To create a scene, interacting with peers. To share responsibility with peers. To convey a dramatic improvisation without words.
Students are broken into four or five groups—depending on the size of the class. There should be five or six in each group. Students are given examples of an activity that would involve a group, such as a baseball game, a tour bus and guide, a shopping trip, etc. Each group will then go to a designated area of the room to discuss what they are going to do. They may not use any of the examples that were given and of course, they may not use words in the drama. After a set amount of time, such as five minutes, the groups will reassemble in a circle.
Each group will have an opportunity to perform their scene. After each performance the audience will speculate as to what was going on.

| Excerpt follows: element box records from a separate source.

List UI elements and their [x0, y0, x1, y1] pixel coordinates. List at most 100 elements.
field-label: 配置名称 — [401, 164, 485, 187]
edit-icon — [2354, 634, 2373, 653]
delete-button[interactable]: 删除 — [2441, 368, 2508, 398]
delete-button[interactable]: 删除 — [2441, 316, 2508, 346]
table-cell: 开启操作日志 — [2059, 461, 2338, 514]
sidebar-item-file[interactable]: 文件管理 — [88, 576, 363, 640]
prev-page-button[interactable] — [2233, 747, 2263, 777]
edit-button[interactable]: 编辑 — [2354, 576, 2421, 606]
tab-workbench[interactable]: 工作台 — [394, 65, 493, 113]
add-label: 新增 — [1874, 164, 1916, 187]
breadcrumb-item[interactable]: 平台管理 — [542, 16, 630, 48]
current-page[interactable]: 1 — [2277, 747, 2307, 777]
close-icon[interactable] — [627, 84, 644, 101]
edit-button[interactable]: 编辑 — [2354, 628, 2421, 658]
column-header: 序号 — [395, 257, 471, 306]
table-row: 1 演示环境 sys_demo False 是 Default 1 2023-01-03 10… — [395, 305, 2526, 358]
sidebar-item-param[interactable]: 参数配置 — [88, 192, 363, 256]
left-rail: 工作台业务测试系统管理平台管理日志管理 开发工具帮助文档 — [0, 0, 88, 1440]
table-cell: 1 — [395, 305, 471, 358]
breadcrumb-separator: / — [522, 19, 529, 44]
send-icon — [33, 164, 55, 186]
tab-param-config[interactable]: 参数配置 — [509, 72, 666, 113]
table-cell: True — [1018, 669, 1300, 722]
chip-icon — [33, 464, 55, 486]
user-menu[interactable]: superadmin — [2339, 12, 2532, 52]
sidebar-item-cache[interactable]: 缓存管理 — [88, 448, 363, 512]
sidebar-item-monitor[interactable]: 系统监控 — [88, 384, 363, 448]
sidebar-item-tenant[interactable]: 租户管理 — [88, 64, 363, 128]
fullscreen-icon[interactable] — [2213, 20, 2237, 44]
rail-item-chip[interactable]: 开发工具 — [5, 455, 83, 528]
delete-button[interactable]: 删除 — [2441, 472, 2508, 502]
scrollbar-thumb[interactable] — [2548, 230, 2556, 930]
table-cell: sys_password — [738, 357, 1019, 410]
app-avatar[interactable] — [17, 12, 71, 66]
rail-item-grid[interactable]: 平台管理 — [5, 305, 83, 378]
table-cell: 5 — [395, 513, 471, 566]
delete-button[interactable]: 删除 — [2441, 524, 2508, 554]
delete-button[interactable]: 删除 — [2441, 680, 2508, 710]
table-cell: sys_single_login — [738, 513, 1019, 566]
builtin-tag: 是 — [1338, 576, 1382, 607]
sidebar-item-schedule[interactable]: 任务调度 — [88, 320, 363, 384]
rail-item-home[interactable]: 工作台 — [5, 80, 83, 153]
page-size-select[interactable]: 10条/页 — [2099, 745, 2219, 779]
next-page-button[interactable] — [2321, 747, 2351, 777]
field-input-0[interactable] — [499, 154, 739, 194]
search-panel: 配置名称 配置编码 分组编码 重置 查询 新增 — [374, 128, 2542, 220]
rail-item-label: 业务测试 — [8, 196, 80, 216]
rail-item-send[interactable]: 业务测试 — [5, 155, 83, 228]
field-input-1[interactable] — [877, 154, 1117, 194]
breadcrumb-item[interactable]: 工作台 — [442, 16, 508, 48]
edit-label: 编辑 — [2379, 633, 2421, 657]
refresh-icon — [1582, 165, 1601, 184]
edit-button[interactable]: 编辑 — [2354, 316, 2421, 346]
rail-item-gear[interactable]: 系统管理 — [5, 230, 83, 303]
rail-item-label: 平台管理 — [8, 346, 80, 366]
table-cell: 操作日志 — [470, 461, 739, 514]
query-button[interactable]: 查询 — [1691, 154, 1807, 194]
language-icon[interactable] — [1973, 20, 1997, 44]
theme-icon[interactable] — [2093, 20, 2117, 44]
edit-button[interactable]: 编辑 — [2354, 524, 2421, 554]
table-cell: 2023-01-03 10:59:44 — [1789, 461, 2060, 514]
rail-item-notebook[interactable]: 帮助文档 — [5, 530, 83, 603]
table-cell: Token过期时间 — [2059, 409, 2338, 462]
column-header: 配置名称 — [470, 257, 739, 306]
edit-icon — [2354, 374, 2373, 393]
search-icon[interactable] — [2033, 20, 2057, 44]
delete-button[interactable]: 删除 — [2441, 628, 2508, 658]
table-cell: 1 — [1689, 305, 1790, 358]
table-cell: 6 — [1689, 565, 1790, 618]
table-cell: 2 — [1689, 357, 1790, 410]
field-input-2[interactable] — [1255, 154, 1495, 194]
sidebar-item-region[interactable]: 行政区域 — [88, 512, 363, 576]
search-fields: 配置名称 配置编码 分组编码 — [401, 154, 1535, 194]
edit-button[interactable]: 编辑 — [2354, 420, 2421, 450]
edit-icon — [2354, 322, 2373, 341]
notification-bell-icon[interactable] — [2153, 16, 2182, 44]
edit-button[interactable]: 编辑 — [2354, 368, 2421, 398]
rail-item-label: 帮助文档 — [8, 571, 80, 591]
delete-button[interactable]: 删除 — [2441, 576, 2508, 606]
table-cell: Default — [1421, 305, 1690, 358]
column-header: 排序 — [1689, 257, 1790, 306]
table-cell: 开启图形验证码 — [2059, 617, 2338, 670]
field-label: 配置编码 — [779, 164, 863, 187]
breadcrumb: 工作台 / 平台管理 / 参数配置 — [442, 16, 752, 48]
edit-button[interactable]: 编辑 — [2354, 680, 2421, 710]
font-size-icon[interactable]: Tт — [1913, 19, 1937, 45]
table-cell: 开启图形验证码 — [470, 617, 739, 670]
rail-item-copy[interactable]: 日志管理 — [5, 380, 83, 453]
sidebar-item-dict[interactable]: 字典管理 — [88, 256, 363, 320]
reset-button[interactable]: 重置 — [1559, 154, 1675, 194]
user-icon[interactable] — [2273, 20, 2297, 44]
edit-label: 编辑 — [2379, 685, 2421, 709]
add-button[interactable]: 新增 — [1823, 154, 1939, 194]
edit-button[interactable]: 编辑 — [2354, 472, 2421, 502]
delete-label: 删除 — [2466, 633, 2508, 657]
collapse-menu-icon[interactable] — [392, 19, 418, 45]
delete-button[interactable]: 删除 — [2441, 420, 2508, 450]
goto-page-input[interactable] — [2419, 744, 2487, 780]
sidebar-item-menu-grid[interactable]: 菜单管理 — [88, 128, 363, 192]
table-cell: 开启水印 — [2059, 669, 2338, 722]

Give a category, such as television shows, movies, sporting events, etc.
The body techniques that are needed to proceed with mime are just touched upon in this unit. I encourage the reader to look at the following books:
Mime: A Playbook of Silent Fantasy
Be a Frog, A Bird, or a Tree
These books, listed in my bibliography give excellent illustrations and directions to guide you through body movements.
My goal is not for my students to become professional mimes, but to feel comfortable with themselves in performing a drama without words. I feel this will be achieved.